Lesson 8: When Notation Becomes the Language
Ken Iverson had a complaint. It's 1962, and most programming languages, in his view, were "decidedly inferior to mathematical notation" as tools for thought. Mathematicians had spent centuries refining notation precisely because good symbols make ideas visible — they compress, they suggest relationships, they let you see patterns you'd miss in prose. Why should programming be different?
So Iverson built APL. And he was right about the notation problem. He was also, depending on your tolerance for glyphs like ⍋⌽⍉, either a genius or a monster.
Both things are true. That's what makes APL worth studying.
The Original Problem: Programming Languages Couldn't Think
Iverson's 1979 Turing Award lecture, Notation as a Tool for Thought, laid out the thesis clearly: notation isn't just a way to write down ideas you already have. Good notation actively shapes what you can think. A mathematician working with matrix notation can see associativity and distributivity in a way that someone working through nested loops cannot.
His insight about array programming was that most operations programmers write — iterating over collections, transforming data, applying functions uniformly — are fundamentally operations on aggregates, not on individual values. The loop is an implementation detail, not the idea. APL was designed to express the idea directly: operations apply to entire arrays at once, without explicit iteration.
This wasn't just syntactic sugar. It was a different model of computation. When you write +/ in APL to sum an array, you're not describing how to sum it — you're stating what you want. The language handles the rest.
The payoff is real. Array programming one-liners routinely express what would take several pages of object-oriented code. That's not an exaggeration for effect; it reflects a genuine compression of intent.
The Design Decision That Cut Both Ways
Here's where Iverson made a choice that still divides programmers: he used a custom symbol set. Not ASCII characters repurposed awkwardly, but purpose-built glyphs — ⍋ for grade-up, ⌽ for reverse, ⍉ for transpose — each one a visual shorthand for a specific array operation.
The logic was sound. If notation shapes thought, then precise notation matters. Overloading + and / and * with multiple meanings creates ambiguity. Dedicated symbols are unambiguous. Each glyph means exactly one thing.
The problem is that "unambiguous" and "learnable" are different properties. A page of APL looks, to the uninitiated, like someone fell asleep on a keyboard that had been replaced with a mathematics textbook. The symbols require a separate learning investment before you can read a single line of code. You're not learning a language; you're learning an alphabet first.
This is the core tension Iverson identified himself: the difficulty of describing a notation is different from the difficulty of mastering its implications. APL's symbols are learnable. What they suggest — the combinatorial possibilities of composing array primitives — takes much longer to internalize.
What APL's Philosophy Actually Demands
John Earnest, who works extensively with K (a language that fuses APL sensibilities with Lisp ideas), put the underlying philosophy precisely in a recent interview: APL-family languages pursue "programming without abstractions." You write the program directly in terms of the language's primitives. The ideal isn't to build up layers of named concepts — it's to express the solution as a direct composition of fundamental operations.
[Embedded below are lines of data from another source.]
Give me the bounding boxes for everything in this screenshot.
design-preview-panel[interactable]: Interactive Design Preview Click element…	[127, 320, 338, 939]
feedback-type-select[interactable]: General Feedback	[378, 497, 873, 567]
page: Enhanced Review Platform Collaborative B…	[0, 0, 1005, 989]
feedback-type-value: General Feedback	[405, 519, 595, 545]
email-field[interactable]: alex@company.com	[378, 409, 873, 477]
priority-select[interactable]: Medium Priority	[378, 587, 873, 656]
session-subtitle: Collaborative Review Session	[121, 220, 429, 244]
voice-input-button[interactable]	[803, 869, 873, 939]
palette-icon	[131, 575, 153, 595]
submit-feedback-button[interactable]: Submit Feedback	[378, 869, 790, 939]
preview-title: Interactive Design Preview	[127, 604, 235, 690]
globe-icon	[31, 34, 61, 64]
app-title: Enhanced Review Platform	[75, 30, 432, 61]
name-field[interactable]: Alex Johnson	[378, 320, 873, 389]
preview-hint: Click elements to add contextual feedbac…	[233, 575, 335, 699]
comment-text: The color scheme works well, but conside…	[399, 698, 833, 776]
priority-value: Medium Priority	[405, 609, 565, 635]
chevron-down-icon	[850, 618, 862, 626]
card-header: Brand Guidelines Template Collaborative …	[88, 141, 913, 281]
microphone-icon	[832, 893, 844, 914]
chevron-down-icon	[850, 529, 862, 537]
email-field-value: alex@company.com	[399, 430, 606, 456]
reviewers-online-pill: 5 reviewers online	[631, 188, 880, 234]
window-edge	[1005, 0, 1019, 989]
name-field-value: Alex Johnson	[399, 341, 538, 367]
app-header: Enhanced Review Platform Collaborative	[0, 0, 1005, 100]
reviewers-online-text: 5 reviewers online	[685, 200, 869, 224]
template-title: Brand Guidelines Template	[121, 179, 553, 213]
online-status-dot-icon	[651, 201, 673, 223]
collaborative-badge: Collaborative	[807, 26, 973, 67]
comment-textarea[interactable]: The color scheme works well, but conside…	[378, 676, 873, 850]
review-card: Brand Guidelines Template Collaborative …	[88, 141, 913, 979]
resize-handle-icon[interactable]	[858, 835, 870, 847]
This is philosophically opposite to how most programmers are trained. We learn to decompose problems into named abstractions, build hierarchies, hide complexity behind interfaces. APL says: if your primitives are powerful enough, you don't need the hierarchy. The solution is the composition.
Earnest's analogy is sharp: in the novel The Mote in God's Eye, the engineer caste never builds a generic chair — they build the precise chair one person needs at this exact moment. APL code reuse works similarly. Instead of importing a library and trusting its encapsulation, you take a snippet and reshape it for your exact need.
That's a coherent philosophy. It's also one that requires you to hold the entire primitive vocabulary in your head before it becomes productive.
The Lesson for Every Programmer
APL didn't fail because its symbols were ugly. It succeeded — NumPy, MATLAB, R, Julia, and pandas all carry its DNA. The idea that operations should apply to whole arrays, not individual elements, is now mainstream.
What APL teaches is that notation and learnability are genuinely in tension, and that tension doesn't resolve itself. Every language designer faces it. Haskell's type operators, Rust's lifetime annotations, Clojure's threading macros — each is a bet that expressive precision is worth the upfront investment.
The question worth sitting with: in your own code, where are you writing loops when you should be thinking in aggregates? APL's symbols may be impenetrable, but the underlying question — what is the actual shape of this data transformation? — is one every programmer should be asking.
Next action: Find one place in your current codebase where you're iterating explicitly over a collection. Ask whether the operation has a name — map, filter, reduce, zip. If it does, the loop is hiding the idea. Name it.